Milano, 12 ottobre 2017 - «La vittoria del “sì’’ al referendum del 22 ottobre non avrà un effetto concreto. Ma sarà un importante messaggio che i cittadini lombardi daranno alla politica, al Governo centrale e al Governo della Regione». Stefano Parisi, leader di Energie per l’Italia ed ex candidato sindaco del centrodestra, spiega così il suo voto favorevole al referendum voluto dal presidente della Regione Roberto Maroni. E aggiunge: «Vogliamo più autonomia perché oggi la gran parte delle tasse pagate dai cittadini lombardi non rimane in Lombardia ma va a finanziare uno stato centrale inefficiente, arrogante, costoso, che non riesce a garantire neanche quel minimo di investimenti necessari a assicurare la manutenzione e lo sviluppo delle nostre infrastrutture». Non è finita. «Il nostro “sì’’ non è per dare meno potere allo Stato e più potere alla Regione. Il nostro “sì’’ è per ridurre le tasse che paghiamo ed eliminare la burocrazia e le leggi inutili. Per fare questo dobbiamo dare responsabilità a chi governa il territorio».

Parisi, non c’è il rischio dell’astensionismo in Lombardia?

«Il referendum sarà un successo se l’adesione sarà alta».

Alta quanto?

«Almeno la metà dei lombardi deve andare a votare. Lo stesso risultato che si aspetta Maroni».

Qualche osservatore sostiene che questo referendum è un derby interno alla Lega tra l’autonomista Maroni e il sovranista Salvini.

«Spero che non sia questo il motivo della consultazione. Perché spendere tutti quei milioni di euro per una partita interna alla Lega sarebbe il peggio della politica».

Referendum a parte, queste sono le settimane decisive per la corsa verso la sede dell’Agenzia europea del farmaco. Milano ce la può fare?

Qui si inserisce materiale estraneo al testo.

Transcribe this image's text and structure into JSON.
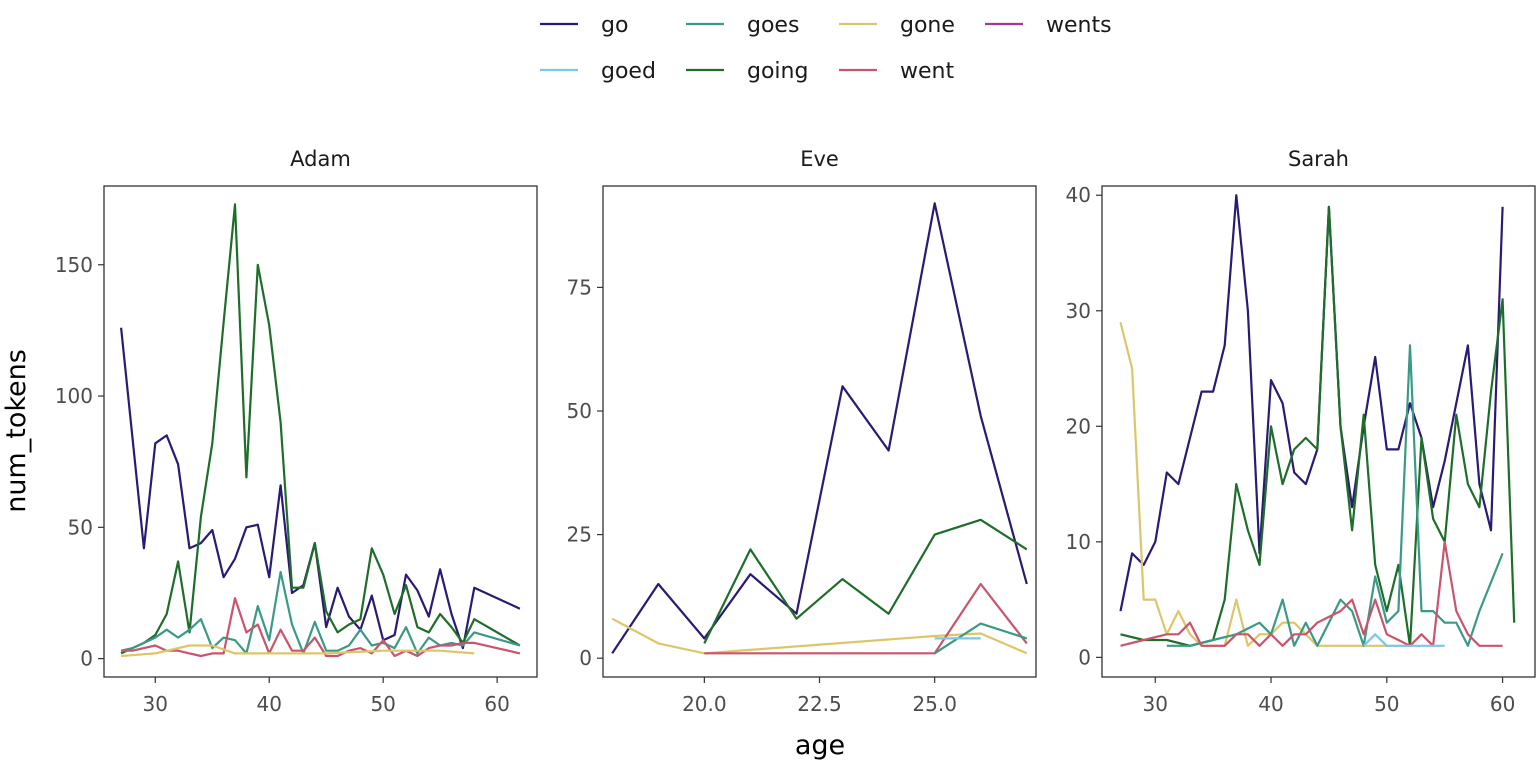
{
  "chart_data": {
    "type": "line",
    "xlabel": "age",
    "ylabel": "num_tokens",
    "grid": false,
    "legend_position": "top",
    "series_colors": {
      "go": "#2a1a73",
      "goed": "#7cc6e8",
      "goes": "#3a9a85",
      "going": "#1e6e2a",
      "gone": "#dcc66a",
      "went": "#c9556d",
      "wents": "#a0398f"
    },
    "legend": [
      [
        "go",
        "goes",
        "gone",
        "wents"
      ],
      [
        "goed",
        "going",
        "went"
      ]
    ],
    "panels": [
      {
        "title": "Adam",
        "xlim": [
          25.5,
          63.5
        ],
        "ylim": [
          -7,
          180
        ],
        "xticks": [
          30,
          40,
          50,
          60
        ],
        "yticks": [
          0,
          50,
          100,
          150
        ],
        "series": [
          {
            "name": "go",
            "x": [
              27,
              29,
              30,
              31,
              32,
              33,
              34,
              35,
              36,
              37,
              38,
              39,
              40,
              41,
              42,
              43,
              44,
              45,
              46,
              47,
              48,
              49,
              50,
              51,
              52,
              53,
              54,
              55,
              56,
              57,
              58,
              62
            ],
            "y": [
              126,
              42,
              82,
              85,
              74,
              42,
              44,
              49,
              31,
              38,
              50,
              51,
              31,
              66,
              25,
              28,
              44,
              12,
              27,
              16,
              11,
              24,
              7,
              9,
              32,
              26,
              16,
              34,
              17,
              4,
              27,
              19
            ]
          },
          {
            "name": "going",
            "x": [
              27,
              28,
              29,
              30,
              31,
              32,
              33,
              34,
              35,
              36,
              37,
              38,
              39,
              40,
              41,
              42,
              43,
              44,
              45,
              46,
              47,
              48,
              49,
              50,
              51,
              52,
              53,
              54,
              55,
              56,
              57,
              58,
              62
            ],
            "y": [
              2,
              4,
              6,
              9,
              17,
              37,
              10,
              54,
              82,
              128,
              173,
              69,
              150,
              127,
              90,
              27,
              27,
              44,
              18,
              10,
              13,
              15,
              42,
              32,
              17,
              28,
              12,
              10,
              17,
              12,
              6,
              15,
              5
            ]
          },
          {
            "name": "goes",
            "x": [
              27,
              28,
              29,
              30,
              31,
              32,
              33,
              34,
              35,
              36,
              37,
              38,
              39,
              40,
              41,
              42,
              43,
              44,
              45,
              46,
              47,
              48,
              49,
              50,
              51,
              52,
              53,
              54,
              55,
              56,
              57,
              58,
              62
            ],
            "y": [
              3,
              4,
              6,
              8,
              11,
              8,
              11,
              15,
              4,
              8,
              7,
              2,
              20,
              7,
              33,
              13,
              2,
              14,
              3,
              3,
              5,
              11,
              5,
              6,
              4,
              12,
              2,
              8,
              5,
              6,
              5,
              10,
              5
            ]
          },
          {
            "name": "went",
            "x": [
              27,
              28,
              29,
              30,
              31,
              32,
              33,
              34,
              35,
              36,
              37,
              38,
              39,
              40,
              41,
              42,
              43,
              44,
              45,
              46,
              47,
              48,
              49,
              50,
              51,
              52,
              53,
              54,
              55,
              56,
              57,
              58,
              62
            ],
            "y": [
              3,
              3,
              4,
              5,
              3,
              3,
              2,
              1,
              2,
              2,
              23,
              10,
              13,
              2,
              11,
              3,
              3,
              8,
              1,
              1,
              3,
              4,
              2,
              7,
              1,
              3,
              1,
              4,
              5,
              5,
              6,
              6,
              2
            ]
          },
          {
            "name": "gone",
            "x": [
              27,
              30,
              33,
              35,
              37,
              40,
              45,
              50,
              55,
              58
            ],
            "y": [
              1,
              2,
              5,
              5,
              2,
              2,
              2,
              3,
              3,
              2
            ]
          }
        ]
      },
      {
        "title": "Eve",
        "xlim": [
          17.8,
          27.2
        ],
        "ylim": [
          -3.8,
          95.5
        ],
        "xticks": [
          20.0,
          22.5,
          25.0
        ],
        "xtick_labels": [
          "20.0",
          "22.5",
          "25.0"
        ],
        "yticks": [
          0,
          25,
          50,
          75
        ],
        "series": [
          {
            "name": "go",
            "x": [
              18,
              19,
              20,
              21,
              22,
              23,
              24,
              25,
              26,
              27
            ],
            "y": [
              1,
              15,
              4,
              17,
              9,
              55,
              42,
              92,
              49,
              15
            ]
          },
          {
            "name": "going",
            "x": [
              20,
              21,
              22,
              23,
              24,
              25,
              26,
              27
            ],
            "y": [
              3,
              22,
              8,
              16,
              9,
              25,
              28,
              22
            ]
          },
          {
            "name": "gone",
            "x": [
              18,
              19,
              20,
              25,
              26,
              27
            ],
            "y": [
              8,
              3,
              1,
              4.5,
              5,
              1
            ]
          },
          {
            "name": "went",
            "x": [
              20,
              25,
              26,
              27
            ],
            "y": [
              1,
              1,
              15,
              3
            ]
          },
          {
            "name": "goes",
            "x": [
              25,
              26,
              27
            ],
            "y": [
              1,
              7,
              4
            ]
          },
          {
            "name": "goed",
            "x": [
              25,
              26
            ],
            "y": [
              4,
              4
            ]
          }
        ]
      },
      {
        "title": "Sarah",
        "xlim": [
          25.4,
          62.8
        ],
        "ylim": [
          -1.7,
          40.8
        ],
        "xticks": [
          30,
          40,
          50,
          60
        ],
        "yticks": [
          0,
          10,
          20,
          30,
          40
        ],
        "series": [
          {
            "name": "go",
            "x": [
              27,
              28,
              29,
              30,
              31,
              32,
              33,
              34,
              35,
              36,
              37,
              38,
              39,
              40,
              41,
              42,
              43,
              44,
              45,
              46,
              47,
              48,
              49,
              50,
              51,
              52,
              53,
              54,
              55,
              56,
              57,
              58,
              59,
              60
            ],
            "y": [
              4,
              9,
              8,
              10,
              16,
              15,
              19,
              23,
              23,
              27,
              40,
              30,
              9,
              24,
              22,
              16,
              15,
              18,
              39,
              20,
              13,
              20,
              26,
              18,
              18,
              22,
              19,
              13,
              17,
              22,
              27,
              15,
              11,
              39
            ]
          },
          {
            "name": "going",
            "x": [
              27,
              29,
              31,
              33,
              35,
              36,
              37,
              38,
              39,
              40,
              41,
              42,
              43,
              44,
              45,
              46,
              47,
              48,
              49,
              50,
              51,
              52,
              53,
              54,
              55,
              56,
              57,
              58,
              59,
              60,
              61
            ],
            "y": [
              2,
              1.5,
              1.5,
              1,
              1.5,
              5,
              15,
              11,
              8,
              20,
              15,
              18,
              19,
              18,
              39,
              20,
              11,
              21,
              8,
              4,
              8,
              1,
              19,
              12,
              10,
              21,
              15,
              13,
              23,
              31,
              3
            ]
          },
          {
            "name": "gone",
            "x": [
              27,
              28,
              29,
              30,
              31,
              32,
              33,
              34,
              35,
              36,
              37,
              38,
              39,
              40,
              41,
              42,
              43,
              44,
              45,
              46,
              47,
              48,
              49,
              50,
              51,
              52,
              53
            ],
            "y": [
              29,
              25,
              5,
              5,
              2,
              4,
              2,
              1,
              1,
              1,
              5,
              1,
              2,
              2,
              3,
              3,
              2,
              1,
              1,
              1,
              1,
              1,
              1,
              1,
              1,
              1,
              2
            ]
          },
          {
            "name": "goes",
            "x": [
              31,
              33,
              35,
              37,
              38,
              39,
              40,
              41,
              42,
              43,
              44,
              45,
              46,
              47,
              48,
              49,
              50,
              51,
              52,
              53,
              54,
              55,
              56,
              57,
              58,
              60
            ],
            "y": [
              1,
              1,
              1.5,
              2,
              2.5,
              3,
              2,
              5,
              1,
              3,
              1,
              3,
              5,
              4,
              1,
              7,
              3,
              4,
              27,
              4,
              4,
              3,
              3,
              1,
              4,
              9
            ]
          },
          {
            "name": "went",
            "x": [
              27,
              29,
              31,
              32,
              33,
              34,
              35,
              36,
              37,
              38,
              39,
              40,
              41,
              42,
              43,
              44,
              45,
              46,
              47,
              48,
              49,
              50,
              51,
              52,
              53,
              54,
              55,
              56,
              57,
              58,
              59,
              60
            ],
            "y": [
              1,
              1.5,
              2,
              2,
              3,
              1,
              1,
              1,
              2,
              2,
              1,
              2,
              1,
              2,
              2,
              3,
              3.5,
              4,
              5,
              2,
              5,
              2,
              1.5,
              1,
              2,
              1,
              10,
              4,
              2,
              1,
              1,
              1
            ]
          },
          {
            "name": "goed",
            "x": [
              48,
              49,
              50,
              51,
              52,
              53,
              54,
              55
            ],
            "y": [
              1,
              2,
              1,
              1,
              1,
              1,
              1,
              1
            ]
          }
        ]
      }
    ]
  }
}
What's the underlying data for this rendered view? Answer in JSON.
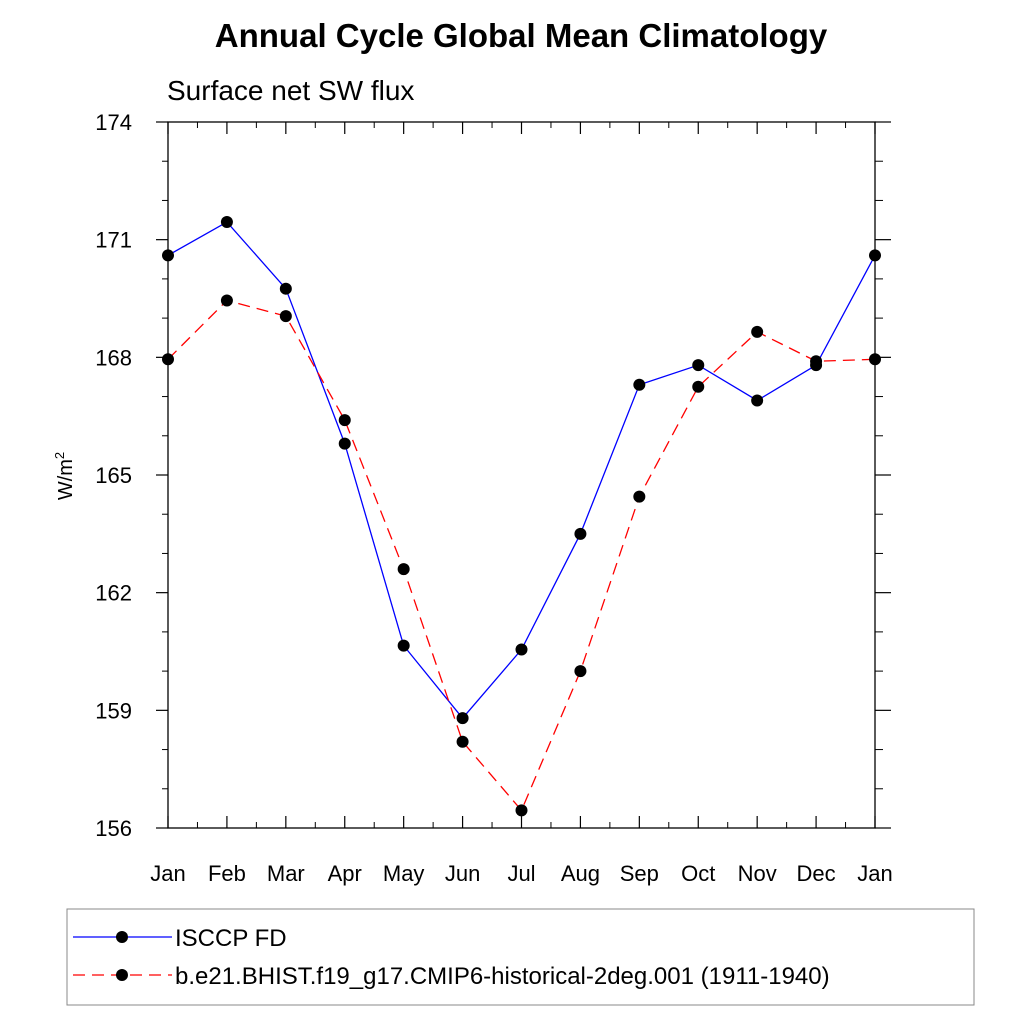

«Sì, Milano può farcela, il Governo Gentiloni sta operando per conquistare l’Ema e ha messo in campo uno dei nostri migliori esperti di politica europea, il professor Enzo Moavero Milanesi. Sul risultato della candidatura, però, potrebbe influire il peso specifico dell’Italia nell’Unione europea: il nostro Paese in questo momento, soprattutto a causa delle azioni del Governo Renzi, ha una credibilità ridotta in sede comunitaria».

Il sindaco Giuseppe Sala sta facendo abbastanza per conquistare l’Ema?

«Sì, come fece Letizia Moratti per ottenere l’Expo 2015».

Sala punta sul referendum per il progetto di riapertura dei Navigli. Lei voterà sì o no?

«Io sono contrario al progetto di riapertura dei Navigli. Milano in questo momento, con i cantiere della M4 aperti, non può sopportare un altro investimento che ridurrebbe la viabilità. Il rischio è di bloccare la città per anni. Milano deve guardare al futuro non al passato dei “vecchi’’ Navigli, deve puntare su una grande rigenerazione urbana, a partire dal patrimonio immobiliare pubblico. Serve un grande investimento per rendere più pulita l’aria della città: bisogna sostituire subito gli impianti di riscaldamento più inquinanti».

Parliamo di Energie per l’Italia. Il movimento da lei fondato sarà presente alle elezioni regionali e politiche?

«Ci sarà sicuramente. Energia per l’Italia è una delle forze politiche della coalizione di centrodestra. E speriamo che gli altri partiti della coalizione non abbiamo retropensieri: no a un Governo con la sinistra dopo il voto nazionale».